The name, for a start, doesn’t inspire confidence. Plus the plot sounds yawnsomely predictable for a rom-com – a maid of honour bitchily competes with another bridesmaid in the run-up to their friend’s wedding.

What makes it a cut above the rest is co-producer, writer, and star of the show Kristen Wiig, who plays the ‘dishonourable’ maid in question, Annie.

Her snarky bitterness as a failed baker-turned-jewellery-sales assistant is truly comic, as she takes her frustrations out on her loved-up customers.

Also funny are her pitiful ‘encounters’ with cad-tastic Ted (Mad Men’s John Hamm) and her burgeoning romance with an inexplicably Irish Wisconsin cop called Rhodes (rib-tickler Chris O’Dowd of The It Crowd and Gulliver’s Travels fame).

And you’ll be whacked in the chops by Melissa McCarthy, who plays fellow bridesmaid Megan, a full-on nympho.

“I want to climb him like a tree” she drools over a particularly unlikely lust object.
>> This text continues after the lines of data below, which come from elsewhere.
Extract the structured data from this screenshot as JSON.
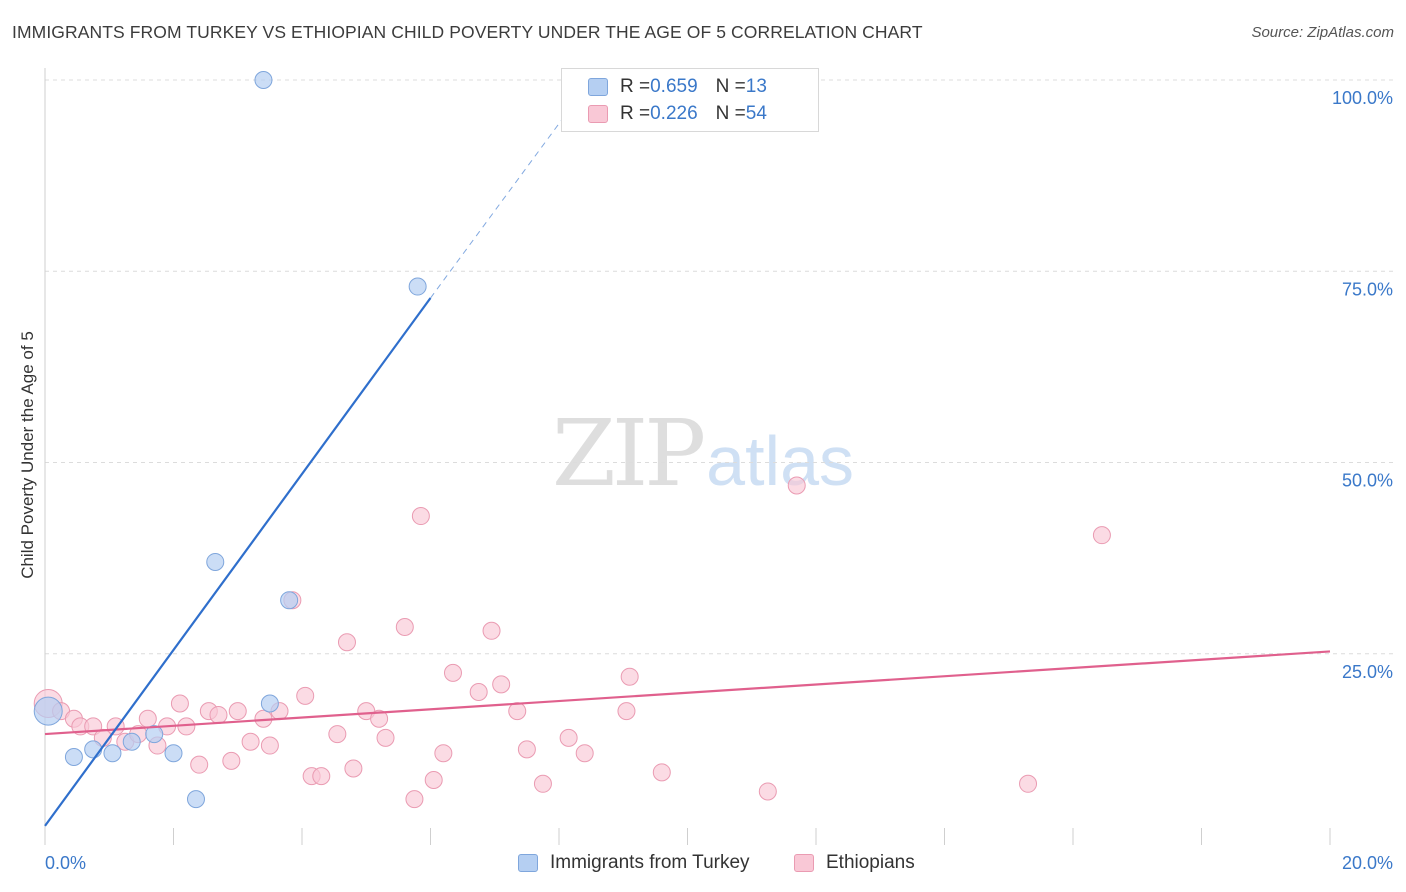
{
  "title": "IMMIGRANTS FROM TURKEY VS ETHIOPIAN CHILD POVERTY UNDER THE AGE OF 5 CORRELATION CHART",
  "source": "Source: ZipAtlas.com",
  "watermark": {
    "zip": "ZIP",
    "atlas": "atlas"
  },
  "legend": {
    "r_label": "R = ",
    "n_label": "N = ",
    "rows": [
      {
        "r": "0.659",
        "n": "13"
      },
      {
        "r": "0.226",
        "n": "54"
      }
    ]
  },
  "colors": {
    "turkey_fill": "#b5cff2",
    "turkey_stroke": "#7fa6dc",
    "turkey_line": "#2f6fcc",
    "ethiopian_fill": "#f9c8d6",
    "ethiopian_stroke": "#ea9bb2",
    "ethiopian_line": "#e0608d",
    "tick_label": "#3a78c9"
  },
  "chart_data": {
    "type": "scatter",
    "title": "IMMIGRANTS FROM TURKEY VS ETHIOPIAN CHILD POVERTY UNDER THE AGE OF 5 CORRELATION CHART",
    "xlabel": "",
    "ylabel": "Child Poverty Under the Age of 5",
    "xlim": [
      0,
      20
    ],
    "ylim": [
      0,
      100
    ],
    "x_tick_labels": [
      "0.0%",
      "20.0%"
    ],
    "y_tick_labels": [
      "25.0%",
      "50.0%",
      "75.0%",
      "100.0%"
    ],
    "y_ticks": [
      25,
      50,
      75,
      100
    ],
    "grid": true,
    "legend_position": "top-center",
    "series": [
      {
        "name": "Immigrants from Turkey",
        "r": 0.659,
        "n": 13,
        "trend": {
          "x": [
            0,
            6.0
          ],
          "y": [
            2.5,
            71.5
          ],
          "extended_to": [
            8.5,
            100
          ]
        },
        "points": [
          [
            0.05,
            17.5
          ],
          [
            0.45,
            11.5
          ],
          [
            0.75,
            12.5
          ],
          [
            1.05,
            12.0
          ],
          [
            1.35,
            13.5
          ],
          [
            1.7,
            14.5
          ],
          [
            2.0,
            12.0
          ],
          [
            2.35,
            6.0
          ],
          [
            2.65,
            37.0
          ],
          [
            3.4,
            100.0
          ],
          [
            3.5,
            18.5
          ],
          [
            3.8,
            32.0
          ],
          [
            5.8,
            73.0
          ]
        ]
      },
      {
        "name": "Ethiopians",
        "r": 0.226,
        "n": 54,
        "trend": {
          "x": [
            0,
            20
          ],
          "y": [
            14.5,
            25.3
          ]
        },
        "points": [
          [
            0.05,
            18.5
          ],
          [
            0.25,
            17.5
          ],
          [
            0.45,
            16.5
          ],
          [
            0.55,
            15.5
          ],
          [
            0.75,
            15.5
          ],
          [
            0.9,
            14.0
          ],
          [
            1.1,
            15.5
          ],
          [
            1.25,
            13.5
          ],
          [
            1.45,
            14.5
          ],
          [
            1.6,
            16.5
          ],
          [
            1.75,
            13.0
          ],
          [
            1.9,
            15.5
          ],
          [
            2.1,
            18.5
          ],
          [
            2.2,
            15.5
          ],
          [
            2.4,
            10.5
          ],
          [
            2.55,
            17.5
          ],
          [
            2.7,
            17.0
          ],
          [
            2.9,
            11.0
          ],
          [
            3.0,
            17.5
          ],
          [
            3.2,
            13.5
          ],
          [
            3.4,
            16.5
          ],
          [
            3.5,
            13.0
          ],
          [
            3.65,
            17.5
          ],
          [
            3.85,
            32.0
          ],
          [
            4.05,
            19.5
          ],
          [
            4.15,
            9.0
          ],
          [
            4.3,
            9.0
          ],
          [
            4.55,
            14.5
          ],
          [
            4.7,
            26.5
          ],
          [
            4.8,
            10.0
          ],
          [
            5.0,
            17.5
          ],
          [
            5.2,
            16.5
          ],
          [
            5.3,
            14.0
          ],
          [
            5.6,
            28.5
          ],
          [
            5.75,
            6.0
          ],
          [
            5.85,
            43.0
          ],
          [
            6.05,
            8.5
          ],
          [
            6.2,
            12.0
          ],
          [
            6.35,
            22.5
          ],
          [
            6.75,
            20.0
          ],
          [
            6.95,
            28.0
          ],
          [
            7.1,
            21.0
          ],
          [
            7.35,
            17.5
          ],
          [
            7.5,
            12.5
          ],
          [
            7.75,
            8.0
          ],
          [
            8.15,
            14.0
          ],
          [
            8.4,
            12.0
          ],
          [
            9.05,
            17.5
          ],
          [
            9.1,
            22.0
          ],
          [
            9.6,
            9.5
          ],
          [
            11.25,
            7.0
          ],
          [
            11.7,
            47.0
          ],
          [
            15.3,
            8.0
          ],
          [
            16.45,
            40.5
          ]
        ]
      }
    ]
  },
  "bottom_legend": [
    {
      "label": "Immigrants from Turkey"
    },
    {
      "label": "Ethiopians"
    }
  ]
}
Both McCarthy and Wiig will have you giggling like a gaggle of R-Pattz-obsessed school gals whenever there’s any gross-out scenes, with gags as good as the best lines in Bridesmaids’ comedy twin brother, The Hangover.

They both play endearing characters, as does O’Dowd, whose sweetness left many female members of the audience cooing and billing.

What’s not so funny are her run-ins with her flatmate (Matt Lucas) and the stereotypical bitchiness between her and her revoltingly thin rival, Helen (Rose Byrne) whom I think us women are supposed to envy as the supposed figure of perfection.

And the aptly named Maya Rudolph (don’t mention the nose! Oh dear, the bitchiness is highly contagious) won’t trouble your funny bone that much as the bride, Lillian.

Disappointingly, as is the case with most rom-coms, Bridesmaids fails in the final act.

From fruity comedy it descends into candy floss-laden romantic biliousness and even my favourites, whom I was rooting for throughout, lost a lot of my sympathy in some heavy-handed cringe-fests.

Which is a shame, for the girls might want to have fun but the last scenes are about as tooth-achingly annoying as the ubiquitous person sat next to you chomping popcorn.

Yet despite my misgivings I’m not quite ready to run to the divorce courts just yet over my anticlimax.

Rather, my enduring passion for the film seemed to burn out when I was left feeling like the gal who fails to catch the bridal bouquet and leaves feeling just a little disappointed.